"whitish mineral salt used as an astringent, dye, etc.," late 14c., from Old French alum, alun, from Latin alumen "alum," also "the alum plant," from Proto-Italic *alu- "bitter substance" literally "bitter salt," cognate with Greek aludoimos "bitter" and perhaps with English ale and some Balto-Slavic words for "beer" (such as Lithuanian alus). The plant's medicinal use on wounds was known to Pliny.
1812, coined by English chemist Sir Humphry Davy, from alumina, alumine, the name given by French chemists late 18c. to aluminum oxide, from Latin alumen "alum" (see alum). Davy originally called it alumium (1808), then amended this to aluminum, which remains the U.S. word. British editors in 1812 further amended it to aluminium, the modern preferred British form, to better harmonize with other metallic element names (sodium, potassium, etc.).
Aluminium, for so we shall take the liberty of writing the word, in preference to aluminum, which has a less classical sound. [Quarterly Review, September 1812]
Aluminum foil attested by 1859; popularized in food packaging from c. 1950.
"pupil or graduate of a school," 1640s, from Latin alumnus "a pupil," literally "foster son," vestigial present passive participle of alere "to suckle, nourish" (from PIE root *al- (2) "to grow, nourish"). With ending akin to Greek -omenos. Plural is alumni. The fem. form is alumna (1882), plural alumnae.
"intoxicating liquor made by malt fermentation," Old English ealu "ale, beer," from Proto-Germanic *aluth- (source also of Old Saxon alo, Old Norse öl), which is of uncertain origin. Perhaps from a PIE root meaning "bitter" (source also of Latin alumen "alum"), or from PIE *alu-t "ale," from root *alu-, which has connotations of "sorcery, magic, possession, and intoxication" [Watkins]. The word was borrowed from Germanic into Lithuanian (alus) and Old Church Slavonic (olu).
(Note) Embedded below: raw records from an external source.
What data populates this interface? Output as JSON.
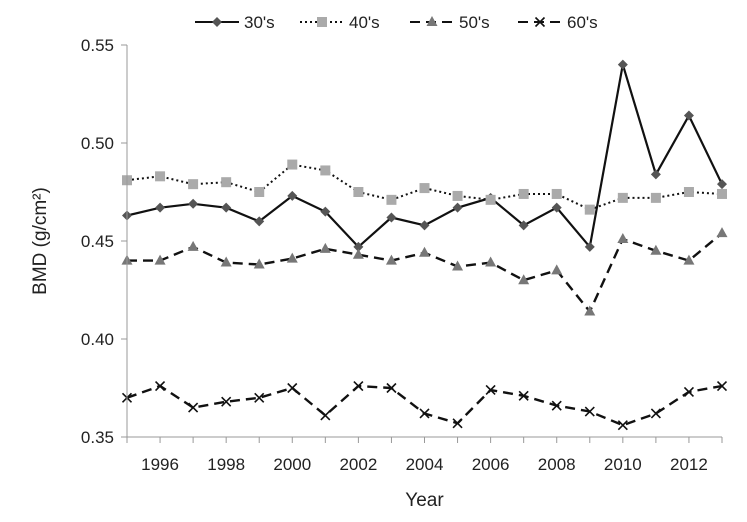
{
  "chart_data": {
    "type": "line",
    "title": "",
    "xlabel": "Year",
    "ylabel": "BMD (g/cm²)",
    "xlim": [
      1995,
      2013
    ],
    "ylim": [
      0.35,
      0.55
    ],
    "x": [
      1995,
      1996,
      1997,
      1998,
      1999,
      2000,
      2001,
      2002,
      2003,
      2004,
      2005,
      2006,
      2007,
      2008,
      2009,
      2010,
      2011,
      2012,
      2013
    ],
    "x_ticks": [
      "1996",
      "1998",
      "2000",
      "2002",
      "2004",
      "2006",
      "2008",
      "2010",
      "2012"
    ],
    "y_ticks": [
      "0.35",
      "0.40",
      "0.45",
      "0.50",
      "0.55"
    ],
    "grid": false,
    "legend_position": "top",
    "series": [
      {
        "name": "30's",
        "color": "#555555",
        "line": "solid",
        "marker": "diamond",
        "values": [
          0.463,
          0.467,
          0.469,
          0.467,
          0.46,
          0.473,
          0.465,
          0.447,
          0.462,
          0.458,
          0.467,
          0.472,
          0.458,
          0.467,
          0.447,
          0.54,
          0.484,
          0.514,
          0.479
        ]
      },
      {
        "name": "40's",
        "color": "#aaaaaa",
        "line": "dotted",
        "marker": "square",
        "values": [
          0.481,
          0.483,
          0.479,
          0.48,
          0.475,
          0.489,
          0.486,
          0.475,
          0.471,
          0.477,
          0.473,
          0.471,
          0.474,
          0.474,
          0.466,
          0.472,
          0.472,
          0.475,
          0.474
        ]
      },
      {
        "name": "50's",
        "color": "#777777",
        "line": "dashed",
        "marker": "triangle",
        "values": [
          0.44,
          0.44,
          0.447,
          0.439,
          0.438,
          0.441,
          0.446,
          0.443,
          0.44,
          0.444,
          0.437,
          0.439,
          0.43,
          0.435,
          0.414,
          0.451,
          0.445,
          0.44,
          0.454
        ]
      },
      {
        "name": "60's",
        "color": "#111111",
        "line": "dashed",
        "marker": "cross",
        "values": [
          0.37,
          0.376,
          0.365,
          0.368,
          0.37,
          0.375,
          0.361,
          0.376,
          0.375,
          0.362,
          0.357,
          0.374,
          0.371,
          0.366,
          0.363,
          0.356,
          0.362,
          0.373,
          0.376
        ]
      }
    ]
  }
}
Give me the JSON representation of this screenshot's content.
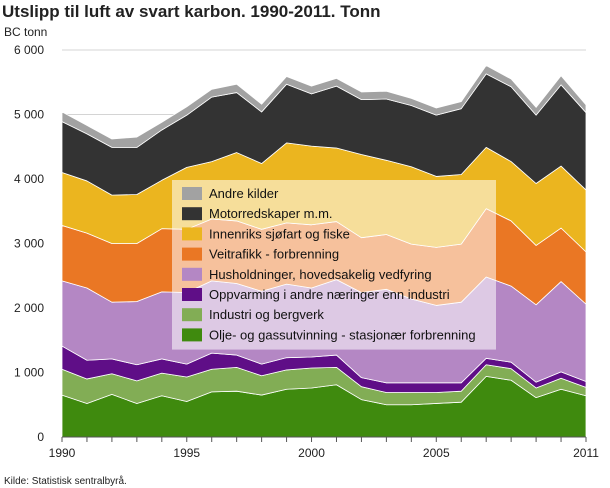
{
  "chart_data": {
    "type": "area",
    "stacked": true,
    "title": "Utslipp til luft av svart karbon. 1990-2011. Tonn",
    "ylabel": "BC tonn",
    "source": "Kilde: Statistisk sentralbyrå.",
    "x": [
      1990,
      1991,
      1992,
      1993,
      1994,
      1995,
      1996,
      1997,
      1998,
      1999,
      2000,
      2001,
      2002,
      2003,
      2004,
      2005,
      2006,
      2007,
      2008,
      2009,
      2010,
      2011
    ],
    "x_tick_labels": [
      "1990",
      "1995",
      "2000",
      "2005",
      "2011"
    ],
    "x_ticks": [
      1990,
      1995,
      2000,
      2005,
      2011
    ],
    "y_ticks": [
      0,
      1000,
      2000,
      3000,
      4000,
      5000,
      6000
    ],
    "y_tick_labels": [
      "0",
      "1 000",
      "2 000",
      "3 000",
      "4 000",
      "5 000",
      "6 000"
    ],
    "ylim": [
      0,
      6000
    ],
    "grid": true,
    "legend_position": "center-overlay",
    "series": [
      {
        "name": "Olje- og gassutvinning - stasjonær forbrenning",
        "color": "#3f8a0e",
        "values": [
          650,
          520,
          660,
          520,
          640,
          550,
          700,
          710,
          650,
          740,
          760,
          810,
          580,
          500,
          500,
          520,
          540,
          940,
          880,
          610,
          740,
          640
        ]
      },
      {
        "name": "Industri og bergverk",
        "color": "#82ad55",
        "values": [
          400,
          380,
          320,
          350,
          350,
          380,
          350,
          370,
          300,
          300,
          310,
          270,
          200,
          190,
          190,
          170,
          170,
          180,
          180,
          150,
          170,
          130
        ]
      },
      {
        "name": "Oppvarming i andre næringer enn industri",
        "color": "#5f0e87",
        "values": [
          360,
          290,
          230,
          250,
          220,
          200,
          250,
          190,
          180,
          190,
          170,
          190,
          140,
          150,
          150,
          150,
          130,
          100,
          100,
          90,
          100,
          90
        ]
      },
      {
        "name": "Husholdninger, hovedsakelig vedfyring",
        "color": "#b487c4",
        "values": [
          1010,
          1120,
          880,
          980,
          1040,
          1110,
          1120,
          1110,
          1130,
          1140,
          1070,
          1170,
          1320,
          1450,
          1300,
          1200,
          1250,
          1260,
          1180,
          1200,
          1400,
          1200
        ]
      },
      {
        "name": "Veitrafikk - forbrenning",
        "color": "#ea7724",
        "values": [
          860,
          850,
          910,
          900,
          980,
          980,
          960,
          970,
          960,
          950,
          980,
          900,
          850,
          850,
          850,
          900,
          900,
          1060,
          1010,
          920,
          830,
          810
        ]
      },
      {
        "name": "Innenriks sjøfart og fiske",
        "color": "#ebb51f",
        "values": [
          820,
          810,
          750,
          760,
          750,
          960,
          890,
          1060,
          1020,
          1240,
          1220,
          1140,
          1290,
          1150,
          1200,
          1100,
          1080,
          950,
          920,
          960,
          960,
          960
        ]
      },
      {
        "name": "Motorredskaper m.m.",
        "color": "#333333",
        "values": [
          790,
          730,
          740,
          730,
          780,
          810,
          1000,
          930,
          800,
          910,
          810,
          960,
          850,
          950,
          950,
          950,
          1020,
          1140,
          1160,
          1060,
          1260,
          1200
        ]
      },
      {
        "name": "Andre kilder",
        "color": "#a2a2a2",
        "values": [
          150,
          130,
          130,
          160,
          120,
          130,
          120,
          130,
          120,
          120,
          120,
          120,
          120,
          120,
          110,
          110,
          110,
          130,
          120,
          120,
          140,
          120
        ]
      }
    ]
  }
}
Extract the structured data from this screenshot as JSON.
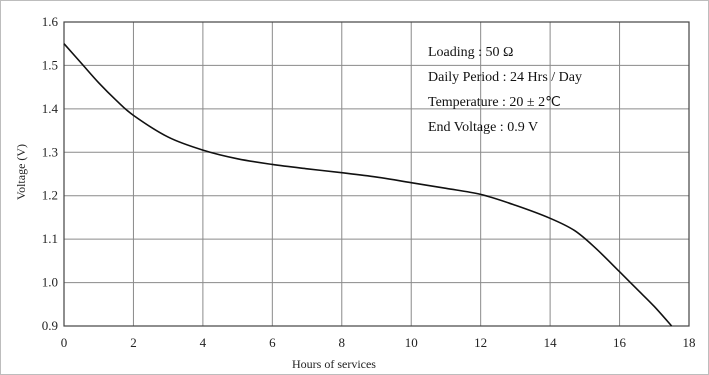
{
  "chart_data": {
    "type": "line",
    "xlabel": "Hours of services",
    "ylabel": "Voltage (V)",
    "xlim": [
      0,
      18
    ],
    "ylim": [
      0.9,
      1.6
    ],
    "x_ticks": [
      0,
      2,
      4,
      6,
      8,
      10,
      12,
      14,
      16,
      18
    ],
    "y_ticks": [
      0.9,
      1.0,
      1.1,
      1.2,
      1.3,
      1.4,
      1.5,
      1.6
    ],
    "x_tick_labels": [
      "0",
      "2",
      "4",
      "6",
      "8",
      "10",
      "12",
      "14",
      "16",
      "18"
    ],
    "y_tick_labels": [
      "0.9",
      "1.0",
      "1.1",
      "1.2",
      "1.3",
      "1.4",
      "1.5",
      "1.6"
    ],
    "grid": true,
    "series": [
      {
        "x": [
          0,
          0.5,
          1,
          1.5,
          2,
          3,
          4,
          5,
          6,
          7,
          8,
          9,
          10,
          11,
          12,
          13,
          14,
          14.7,
          15.3,
          16,
          16.5,
          17,
          17.5
        ],
        "y": [
          1.55,
          1.505,
          1.46,
          1.42,
          1.385,
          1.335,
          1.305,
          1.285,
          1.272,
          1.262,
          1.253,
          1.243,
          1.23,
          1.217,
          1.203,
          1.178,
          1.148,
          1.12,
          1.08,
          1.025,
          0.985,
          0.945,
          0.9
        ]
      }
    ],
    "annotations": [
      "Loading : 50 Ω",
      "Daily Period : 24 Hrs / Day",
      "Temperature : 20 ± 2℃",
      "End Voltage :  0.9 V"
    ]
  },
  "style": {
    "line_color": "#111111",
    "grid_color": "#8a8a8a",
    "background": "#ffffff"
  }
}
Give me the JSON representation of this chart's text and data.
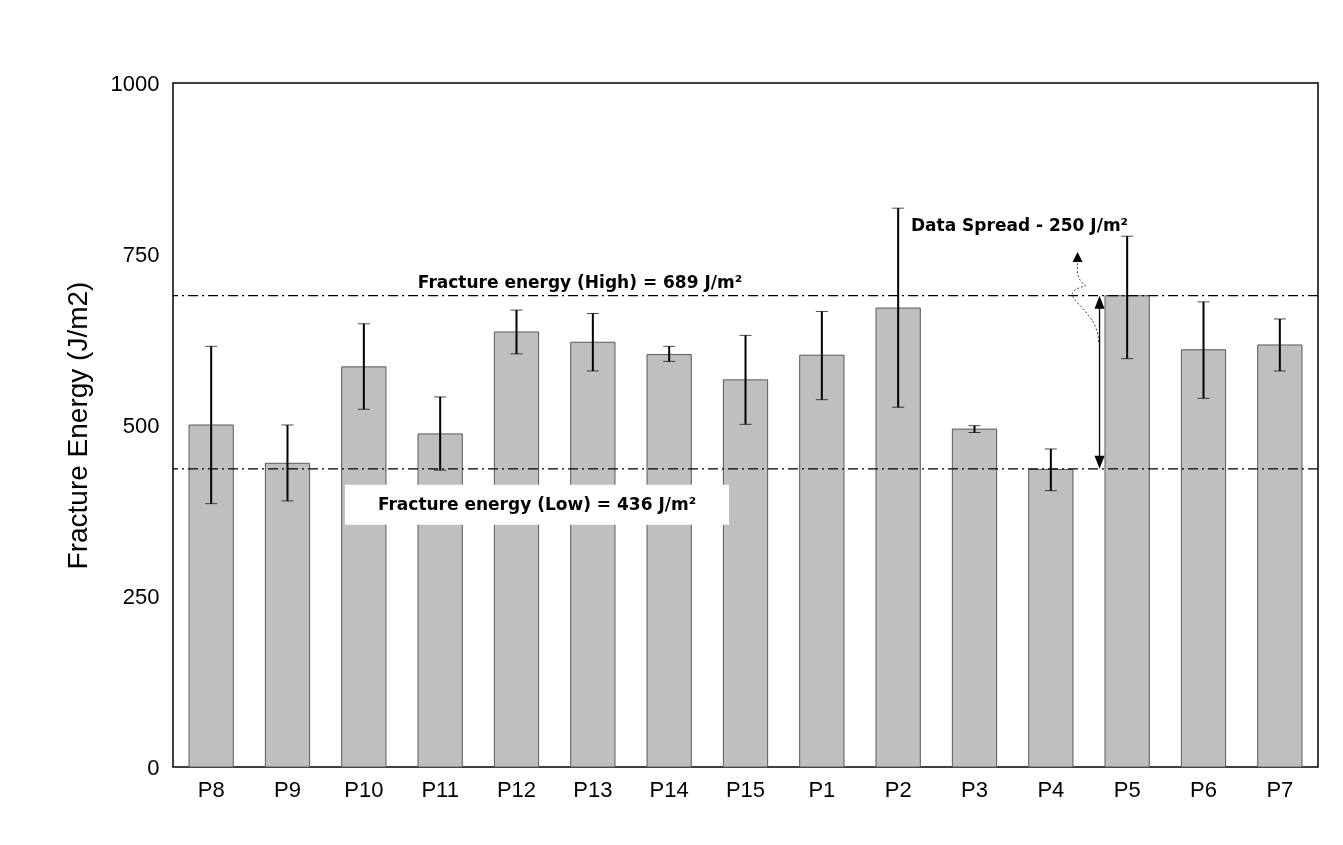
{
  "chart_data": {
    "type": "bar",
    "ylabel": "Fracture Energy (J/m2)",
    "categories": [
      "P8",
      "P9",
      "P10",
      "P11",
      "P12",
      "P13",
      "P14",
      "P15",
      "P1",
      "P2",
      "P3",
      "P4",
      "P5",
      "P6",
      "P7"
    ],
    "values": [
      500,
      444,
      585,
      487,
      636,
      621,
      603,
      566,
      602,
      671,
      494,
      435,
      689,
      610,
      617
    ],
    "errors": [
      [
        385,
        615
      ],
      [
        389,
        500
      ],
      [
        523,
        648
      ],
      [
        434,
        541
      ],
      [
        604,
        668
      ],
      [
        579,
        663
      ],
      [
        593,
        615
      ],
      [
        501,
        631
      ],
      [
        537,
        666
      ],
      [
        526,
        817
      ],
      [
        489,
        499
      ],
      [
        404,
        465
      ],
      [
        597,
        776
      ],
      [
        539,
        680
      ],
      [
        579,
        655
      ]
    ],
    "color": "#bfbfbf",
    "ylim": [
      0,
      1000
    ],
    "yticks": [
      0,
      250,
      500,
      750,
      1000
    ],
    "grid": false,
    "ref_lines": [
      {
        "axis": "y",
        "value": 689,
        "label": "Fracture energy (High) = 689 J/m²",
        "line_style": "dashdot"
      },
      {
        "axis": "y",
        "value": 436,
        "label": "Fracture energy (Low) = 436 J/m²",
        "line_style": "dashdot"
      }
    ],
    "annotations": [
      "Data Spread - 250 J/m²"
    ]
  }
}
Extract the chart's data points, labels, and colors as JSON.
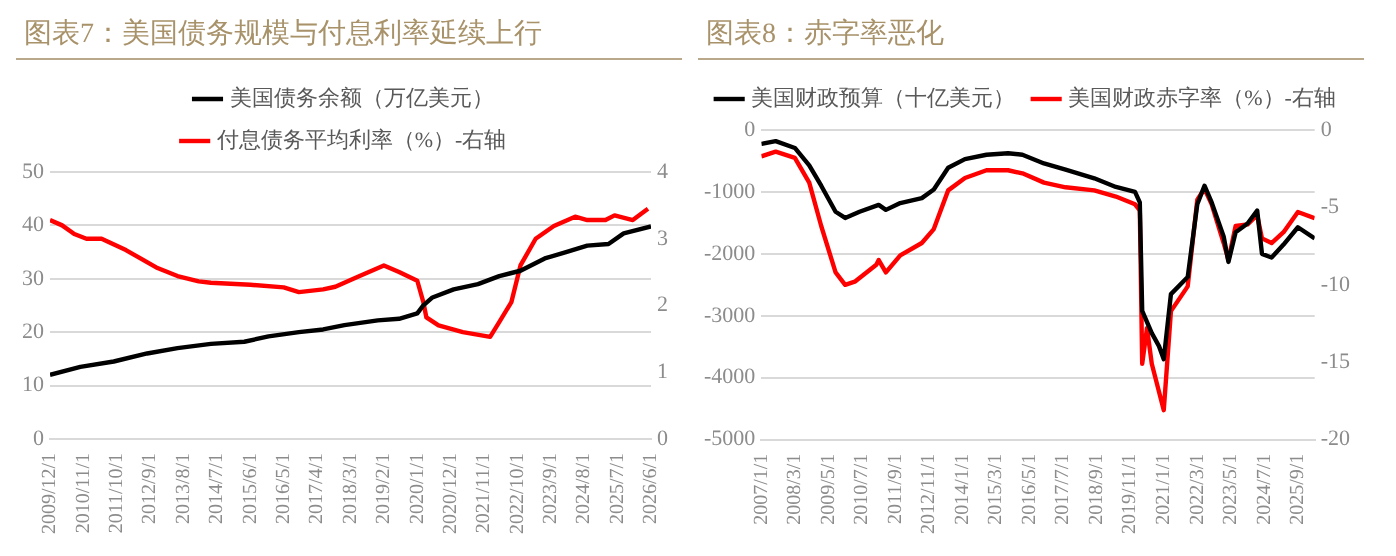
{
  "chart_data": [
    {
      "type": "line",
      "title": "图表7：美国债务规模与付息利率延续上行",
      "legend": "top",
      "grid": "y",
      "marker": "none",
      "xlim": [
        "2009-12",
        "2026-06"
      ],
      "xticks": [
        {
          "value": "2009-12",
          "label": "2009/12/1"
        },
        {
          "value": "2010-11",
          "label": "2010/11/1"
        },
        {
          "value": "2011-10",
          "label": "2011/10/1"
        },
        {
          "value": "2012-09",
          "label": "2012/9/1"
        },
        {
          "value": "2013-08",
          "label": "2013/8/1"
        },
        {
          "value": "2014-07",
          "label": "2014/7/1"
        },
        {
          "value": "2015-06",
          "label": "2015/6/1"
        },
        {
          "value": "2016-05",
          "label": "2016/5/1"
        },
        {
          "value": "2017-04",
          "label": "2017/4/1"
        },
        {
          "value": "2018-03",
          "label": "2018/3/1"
        },
        {
          "value": "2019-02",
          "label": "2019/2/1"
        },
        {
          "value": "2020-01",
          "label": "2020/1/1"
        },
        {
          "value": "2020-12",
          "label": "2020/12/1"
        },
        {
          "value": "2021-11",
          "label": "2021/11/1"
        },
        {
          "value": "2022-10",
          "label": "2022/10/1"
        },
        {
          "value": "2023-09",
          "label": "2023/9/1"
        },
        {
          "value": "2024-08",
          "label": "2024/8/1"
        },
        {
          "value": "2025-07",
          "label": "2025/7/1"
        },
        {
          "value": "2026-06",
          "label": "2026/6/1"
        }
      ],
      "ylim": [
        0,
        50
      ],
      "yticks": [
        0,
        10,
        20,
        30,
        40,
        50
      ],
      "y2lim": [
        0,
        4
      ],
      "y2ticks": [
        0,
        1,
        2,
        3,
        4
      ],
      "series": [
        {
          "name": "美国债务余额（万亿美元）",
          "color": "#000000",
          "x": [
            "2009-12",
            "2010-10",
            "2011-09",
            "2012-08",
            "2013-06",
            "2014-05",
            "2015-04",
            "2015-12",
            "2016-10",
            "2017-06",
            "2018-01",
            "2018-12",
            "2019-07",
            "2020-01",
            "2020-03",
            "2020-06",
            "2021-01",
            "2021-09",
            "2022-04",
            "2022-11",
            "2023-07",
            "2024-02",
            "2024-09",
            "2025-04",
            "2025-09",
            "2026-06"
          ],
          "values": [
            12,
            13.5,
            14.5,
            16,
            17,
            17.8,
            18.2,
            19.2,
            20,
            20.5,
            21.3,
            22.2,
            22.5,
            23.5,
            25,
            26.5,
            28,
            29,
            30.5,
            31.5,
            33.8,
            35,
            36.2,
            36.5,
            38.5,
            39.8
          ]
        },
        {
          "name": "付息债务平均利率（%）-右轴",
          "color": "#ff0000",
          "axis": "y2",
          "x": [
            "2009-12",
            "2010-04",
            "2010-08",
            "2010-12",
            "2011-05",
            "2012-01",
            "2012-11",
            "2013-06",
            "2014-01",
            "2014-05",
            "2015-06",
            "2016-05",
            "2016-10",
            "2017-06",
            "2017-10",
            "2018-06",
            "2019-02",
            "2019-07",
            "2020-01",
            "2020-03",
            "2020-04",
            "2020-08",
            "2021-04",
            "2022-01",
            "2022-04",
            "2022-08",
            "2022-11",
            "2023-04",
            "2023-10",
            "2024-05",
            "2024-09",
            "2025-03",
            "2025-06",
            "2025-12",
            "2026-05"
          ],
          "values": [
            3.28,
            3.2,
            3.07,
            3.0,
            3.0,
            2.83,
            2.57,
            2.44,
            2.36,
            2.34,
            2.31,
            2.27,
            2.2,
            2.24,
            2.28,
            2.44,
            2.6,
            2.5,
            2.37,
            2.05,
            1.82,
            1.7,
            1.6,
            1.53,
            1.75,
            2.05,
            2.6,
            3.0,
            3.19,
            3.33,
            3.28,
            3.28,
            3.35,
            3.28,
            3.45
          ]
        }
      ]
    },
    {
      "type": "line",
      "title": "图表8：赤字率恶化",
      "legend": "top",
      "grid": "y",
      "marker": "none",
      "xlim": [
        "2007-01",
        "2026-04"
      ],
      "xticks": [
        {
          "value": "2007-01",
          "label": "2007/1/1"
        },
        {
          "value": "2008-03",
          "label": "2008/3/1"
        },
        {
          "value": "2009-05",
          "label": "2009/5/1"
        },
        {
          "value": "2010-07",
          "label": "2010/7/1"
        },
        {
          "value": "2011-09",
          "label": "2011/9/1"
        },
        {
          "value": "2012-11",
          "label": "2012/11/1"
        },
        {
          "value": "2014-01",
          "label": "2014/1/1"
        },
        {
          "value": "2015-03",
          "label": "2015/3/1"
        },
        {
          "value": "2016-05",
          "label": "2016/5/1"
        },
        {
          "value": "2017-07",
          "label": "2017/7/1"
        },
        {
          "value": "2018-09",
          "label": "2018/9/1"
        },
        {
          "value": "2019-11",
          "label": "2019/11/1"
        },
        {
          "value": "2021-01",
          "label": "2021/1/1"
        },
        {
          "value": "2022-03",
          "label": "2022/3/1"
        },
        {
          "value": "2023-05",
          "label": "2023/5/1"
        },
        {
          "value": "2024-07",
          "label": "2024/7/1"
        },
        {
          "value": "2025-09",
          "label": "2025/9/1"
        }
      ],
      "ylim": [
        -5000,
        0
      ],
      "yticks": [
        -5000,
        -4000,
        -3000,
        -2000,
        -1000,
        0
      ],
      "y2lim": [
        -20,
        0
      ],
      "y2ticks": [
        -20,
        -15,
        -10,
        -5,
        0
      ],
      "series": [
        {
          "name": "美国财政预算（十亿美元）",
          "color": "#000000",
          "x": [
            "2007-01",
            "2007-07",
            "2008-03",
            "2008-09",
            "2009-02",
            "2009-08",
            "2009-12",
            "2010-06",
            "2011-02",
            "2011-05",
            "2011-11",
            "2012-08",
            "2013-01",
            "2013-07",
            "2014-02",
            "2014-11",
            "2015-08",
            "2016-02",
            "2016-11",
            "2017-08",
            "2018-08",
            "2019-05",
            "2020-01",
            "2020-03",
            "2020-04",
            "2020-08",
            "2020-11",
            "2021-01",
            "2021-04",
            "2021-11",
            "2022-03",
            "2022-06",
            "2022-09",
            "2023-02",
            "2023-04",
            "2023-07",
            "2023-12",
            "2024-04",
            "2024-06",
            "2024-10",
            "2025-03",
            "2025-09",
            "2026-04"
          ],
          "values": [
            -225,
            -180,
            -290,
            -570,
            -900,
            -1320,
            -1420,
            -1320,
            -1210,
            -1290,
            -1180,
            -1100,
            -960,
            -610,
            -470,
            -400,
            -375,
            -400,
            -540,
            -640,
            -780,
            -920,
            -1000,
            -1170,
            -2920,
            -3280,
            -3490,
            -3700,
            -2650,
            -2375,
            -1200,
            -900,
            -1170,
            -1720,
            -2130,
            -1650,
            -1510,
            -1300,
            -2000,
            -2060,
            -1850,
            -1570,
            -1750
          ]
        },
        {
          "name": "美国财政赤字率（%）-右轴",
          "color": "#ff0000",
          "axis": "y2",
          "x": [
            "2007-01",
            "2007-07",
            "2008-03",
            "2008-09",
            "2009-02",
            "2009-08",
            "2009-12",
            "2010-04",
            "2011-01",
            "2011-02",
            "2011-05",
            "2011-11",
            "2012-08",
            "2013-01",
            "2013-07",
            "2014-02",
            "2014-11",
            "2015-08",
            "2016-02",
            "2016-11",
            "2017-08",
            "2018-08",
            "2019-05",
            "2020-01",
            "2020-03",
            "2020-04",
            "2020-06",
            "2020-08",
            "2021-01",
            "2021-04",
            "2021-11",
            "2022-03",
            "2022-06",
            "2022-09",
            "2023-02",
            "2023-04",
            "2023-07",
            "2023-12",
            "2024-04",
            "2024-06",
            "2024-10",
            "2025-03",
            "2025-09",
            "2026-04"
          ],
          "values": [
            -1.7,
            -1.4,
            -1.8,
            -3.4,
            -6.2,
            -9.2,
            -10.0,
            -9.8,
            -8.7,
            -8.4,
            -9.2,
            -8.1,
            -7.3,
            -6.4,
            -3.9,
            -3.1,
            -2.6,
            -2.6,
            -2.8,
            -3.4,
            -3.7,
            -3.9,
            -4.3,
            -4.8,
            -5.2,
            -15.1,
            -12.8,
            -15.1,
            -18.1,
            -11.7,
            -10.1,
            -4.5,
            -3.8,
            -4.8,
            -7.3,
            -8.4,
            -6.2,
            -6.1,
            -5.5,
            -7.0,
            -7.3,
            -6.6,
            -5.3,
            -5.7
          ]
        }
      ]
    }
  ]
}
In the fifteenth century, and until the seventeenth, ale stood for the unhopped fermented malt liquor which had long been the native drink of these islands. Beer was the hopped malt liquor introduced from the Low Countries in the fifteenth century and popular first of all in the towns. By the eighteenth century, however, all malt liquor was hopped and there had been a silent mutation in the meaning of the two terms. For a time the terms became synonymous, in fact, but local habits of nomenclature still continued to perpetuate what had been a real difference: 'beer' was the malt liquor which tended to be found in towns, 'ale' was the term in general use in the country districts. [Peter Mathias, "The Brewing Industry in England," Cambridge University Press, 1959]
Meaning "festival or merry-meeting at which much ale was drunk" was in Old English (see bridal).